I suspect it has something to do with the current trends for instant gratification and global year-round food availability, coupled with less practical skills being taught in schools, like what we used to call; domestic science. Why learn how to make a fruit crumble, when you can dive into the freezer section of the supermarket and buy one for a modest price - and save yourself all that work.

But for us, it's an important and enjoyable seasonal treat - and even if I had money to burn, I can't imagine not driving along country lanes scouring the hedgerows for the perfect combination of plentiful and reachable ripe fruit and a suitable place to park.
'Spongle' recipe:
The recipe I use for my favourite fruit topping as shown above is incredibly quick and easy to make and in fact, I make a large batch ready and store it in the fridge in an airtight container, ready to just spoon as much as required over prepared fruit in a heatproof dish and pop in the oven.

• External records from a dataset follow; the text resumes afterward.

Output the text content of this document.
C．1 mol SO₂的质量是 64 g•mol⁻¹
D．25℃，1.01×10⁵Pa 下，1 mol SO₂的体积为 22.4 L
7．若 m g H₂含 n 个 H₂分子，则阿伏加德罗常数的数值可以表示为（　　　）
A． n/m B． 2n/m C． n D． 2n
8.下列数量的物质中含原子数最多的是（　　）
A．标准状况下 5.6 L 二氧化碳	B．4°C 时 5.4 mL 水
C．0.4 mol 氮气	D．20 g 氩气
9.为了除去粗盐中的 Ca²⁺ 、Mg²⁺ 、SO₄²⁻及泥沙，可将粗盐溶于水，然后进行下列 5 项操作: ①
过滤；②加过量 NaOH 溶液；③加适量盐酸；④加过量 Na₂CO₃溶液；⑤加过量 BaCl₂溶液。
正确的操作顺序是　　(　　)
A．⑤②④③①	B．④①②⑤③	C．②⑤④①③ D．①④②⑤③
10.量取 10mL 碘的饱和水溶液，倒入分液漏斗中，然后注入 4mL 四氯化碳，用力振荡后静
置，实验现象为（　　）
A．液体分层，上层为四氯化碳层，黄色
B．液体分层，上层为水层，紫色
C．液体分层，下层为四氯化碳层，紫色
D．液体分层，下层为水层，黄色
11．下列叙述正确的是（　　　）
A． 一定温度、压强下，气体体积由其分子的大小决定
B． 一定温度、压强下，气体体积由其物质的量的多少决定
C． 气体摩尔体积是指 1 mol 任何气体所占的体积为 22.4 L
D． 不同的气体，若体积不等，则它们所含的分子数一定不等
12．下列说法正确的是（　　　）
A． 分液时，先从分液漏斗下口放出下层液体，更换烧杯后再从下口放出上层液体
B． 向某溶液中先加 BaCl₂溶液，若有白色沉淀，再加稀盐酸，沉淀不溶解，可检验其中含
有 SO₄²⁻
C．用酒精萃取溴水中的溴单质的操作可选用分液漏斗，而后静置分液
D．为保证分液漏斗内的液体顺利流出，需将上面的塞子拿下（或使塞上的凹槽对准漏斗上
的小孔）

As I'm diabetic, I don't habitually bake or make puddings any longer, but I do make an exception for this dessert a few times a year. So consequently, I don't like my puddings too sweet, so prefer to make it with eating apples that don't need additional sugar and have adapted a much reduced sugar version of the recipe for my own use - it took several attempts to get the proportions right. It's the same basic ingredients as a crumble (flour, butter and sugar), but using melted butter instead of rubbing it in and some baking powder and self raising flour to make it rise a little, hence it's lightness - the underneath layer adjacent to the fruit is more sponge-like, with a light crumble-style rubble-textured topping. Having found it so deliciously easy to make and so much nicer to eat, I doubt I'll bother making a classic crumble again - this is vastly superior.
I found the original recipe in this blog which in turn is a re-publication/adaptation of a recipe from Nigella Lawson.